- N'est-ce pas un peu étrange de consacrer autant de temps à la rédaction d'un récit ne racontant rien ?
- Si, j'en conviens. Mais n'est-ce pas, aussi, notre lot à tous ? Écrire une histoire dénuée de sens pour meubler la vie ?
Rien ne se perd, rien ne se crée, tout n'est que métamorphose permanente. Nous sommes tous du terreau pour l'imagination et que l'on choisisse d'être soi même créateur, ou que nos actes nourrissent l'imaginaire d'autrui, nous avons chacun une responsabilité dans les histoires qui nous entourent. Nous sommes des virus de narration. Néanmoins, celui qui choisit d'écrire fait le choix de consumer son temps, son énergie, sa vie, au détriment de tout ce qu'il pourrait faire d'autre; comme un dormeur, il se soustrait au monde pour se noyer corps et âme dans son récit. Contrairement aux autres qui ne font que conter à l'oral et ne sont que des vecteurs d'un savoir évanescent qui reste de l'ordre de la pensée, l'écrivain sacrifie son être pour rendre ces histoires concrètes et accessibles au plus grand nombre. Il y a une grand ingratitude autour de cet exercice.
Malgré moi je refusais purement et simplement de croire à ce qui était sous mes yeux.
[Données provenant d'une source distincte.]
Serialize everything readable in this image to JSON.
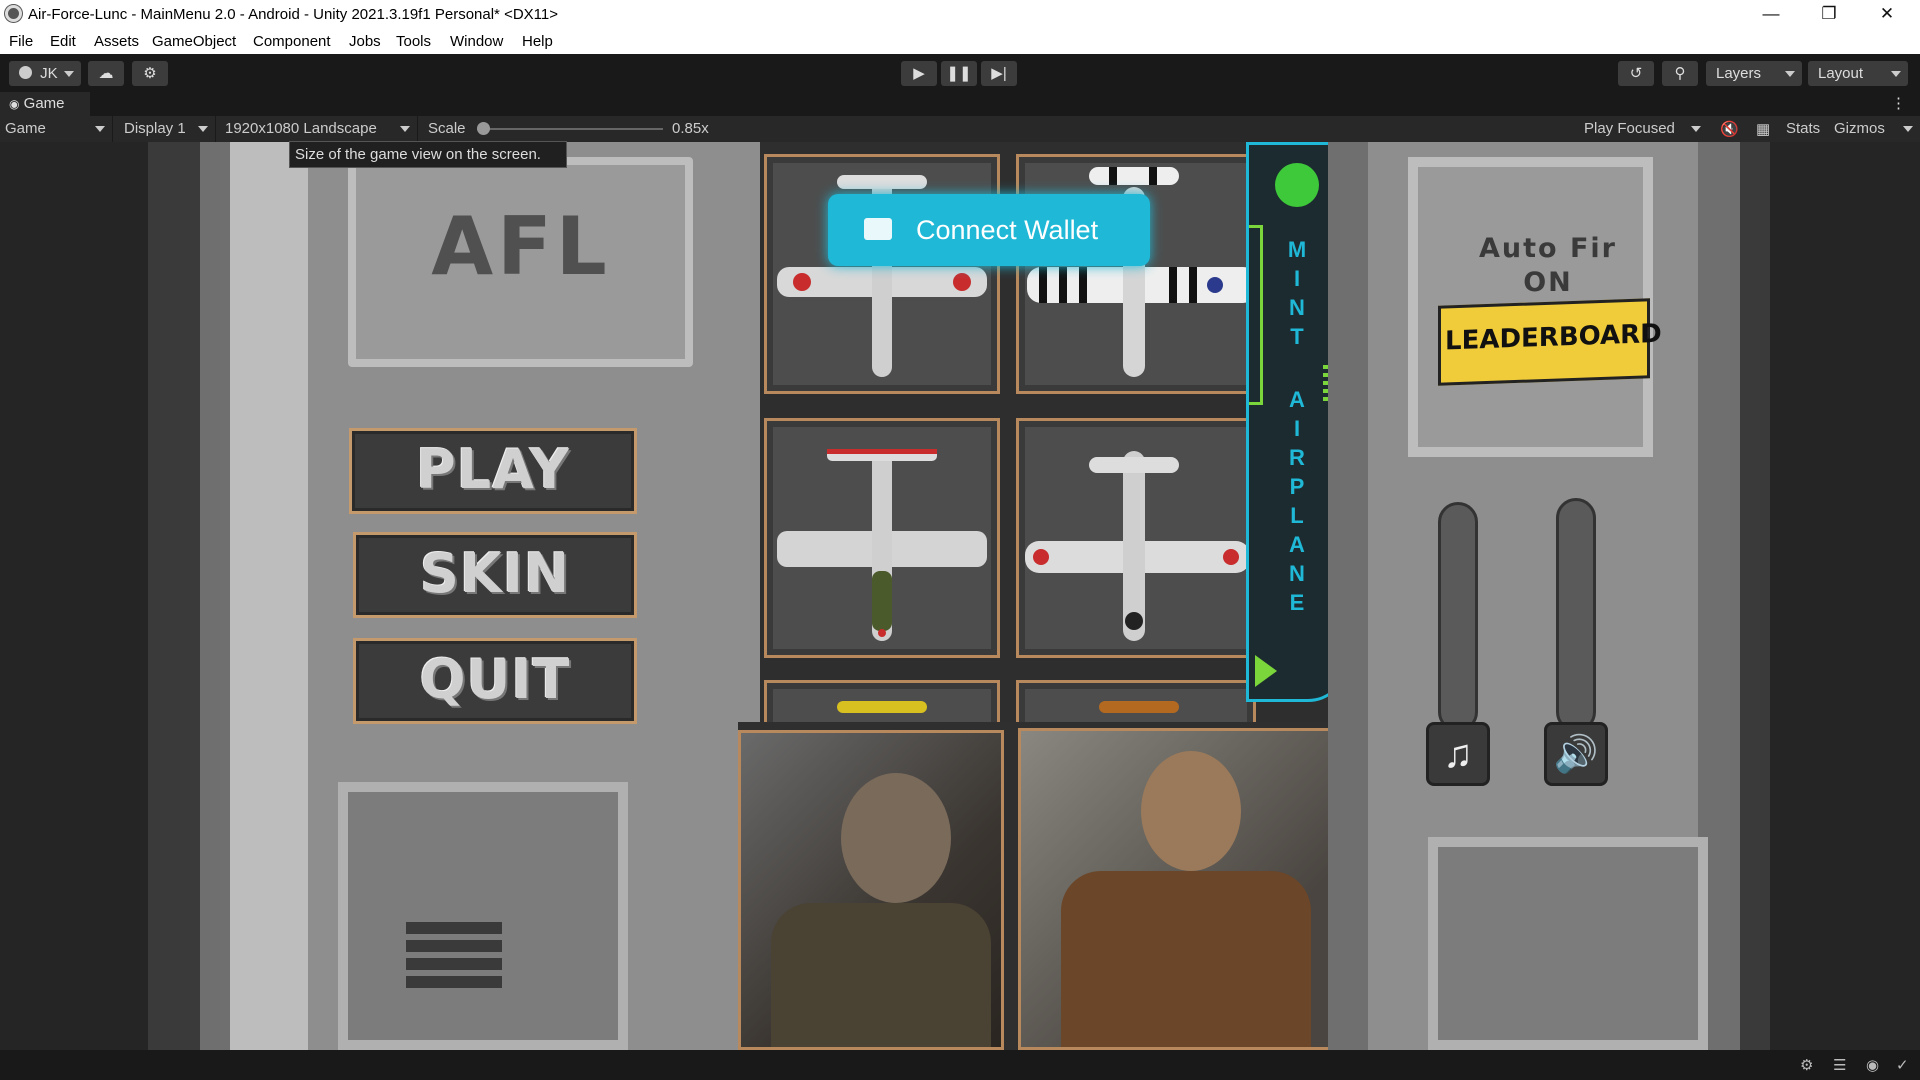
{
  "window": {
    "title": "Air-Force-Lunc - MainMenu 2.0 - Android - Unity 2021.3.19f1 Personal* <DX11>"
  },
  "menu": [
    "File",
    "Edit",
    "Assets",
    "GameObject",
    "Component",
    "Jobs",
    "Tools",
    "Window",
    "Help"
  ],
  "toolbar": {
    "account": "JK",
    "layers": "Layers",
    "layout": "Layout"
  },
  "tab": {
    "label": "Game"
  },
  "gamebar": {
    "mode": "Game",
    "display": "Display 1",
    "resolution": "1920x1080 Landscape",
    "scale_label": "Scale",
    "scale_value": "0.85x",
    "play_focused": "Play Focused",
    "stats": "Stats",
    "gizmos": "Gizmos"
  },
  "tooltip": "Size of the game view on the screen.",
  "game": {
    "logo": "AFL",
    "buttons": {
      "play": "PLAY",
      "skin": "SKIN",
      "quit": "QUIT"
    },
    "connect_wallet": "Connect Wallet",
    "mint_letters": [
      "M",
      "I",
      "N",
      "T"
    ],
    "airplane_letters": [
      "A",
      "I",
      "R",
      "P",
      "L",
      "A",
      "N",
      "E"
    ],
    "auto_fire_line1": "Auto Fir",
    "auto_fire_line2": "ON",
    "leaderboard": "LEADERBOARD",
    "colors": {
      "accent_cyan": "#1fb8d6",
      "frame_gold": "#b8895c",
      "leaderboard_yellow": "#f1cc3a",
      "neon_green": "#7ad63a"
    }
  }
}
Mon esprit se barricadait dans l'irrationnel pour chasser une réalité tangible. L'être grouillait sur place. Des bribes de son réseau veineux et musculaire noir, noyées dans de gluantes agglomérations d'un placenta perlé de bulles sombres et grouillantes, éclatant en jets internes, étaient visibles par intermittence dans un amas d'ombres et de reflets. Si le chaos de ce corps gigantesque choquait à première vue, il n'était pourtant qu'illusoire. On constatait dans les apparitions et disparitions luisantes d'organes rendus visibles par l'angulation et l'incidence de la lumière, que la découpe complète de cette créature ne serait apparente que dans un éclairage impossible dans notre géométrie. Aussi je m'autorisais une contemplation parcellaire, sachant que dans l'espace tridimensionnel, l'appréhension que mon cerveau pourrait faire de cette entité n'était que celle d'une apparente régurgitation et génération constante d'organes sans logique métabolique. Tout ce que je voyais n'était que l'entrelacs des segments visibles donnés aléatoirement et par fractions de seconde à ma perception, au fil de ses mouvements. J'avais l'intime conviction que dans son univers propre la chose était peut être d'une majesté incroyable, mais en l'état et aux yeux d'humains, elle n'apparaissait que sous la forme d'un corps magmatique, éviscéré au grand jour.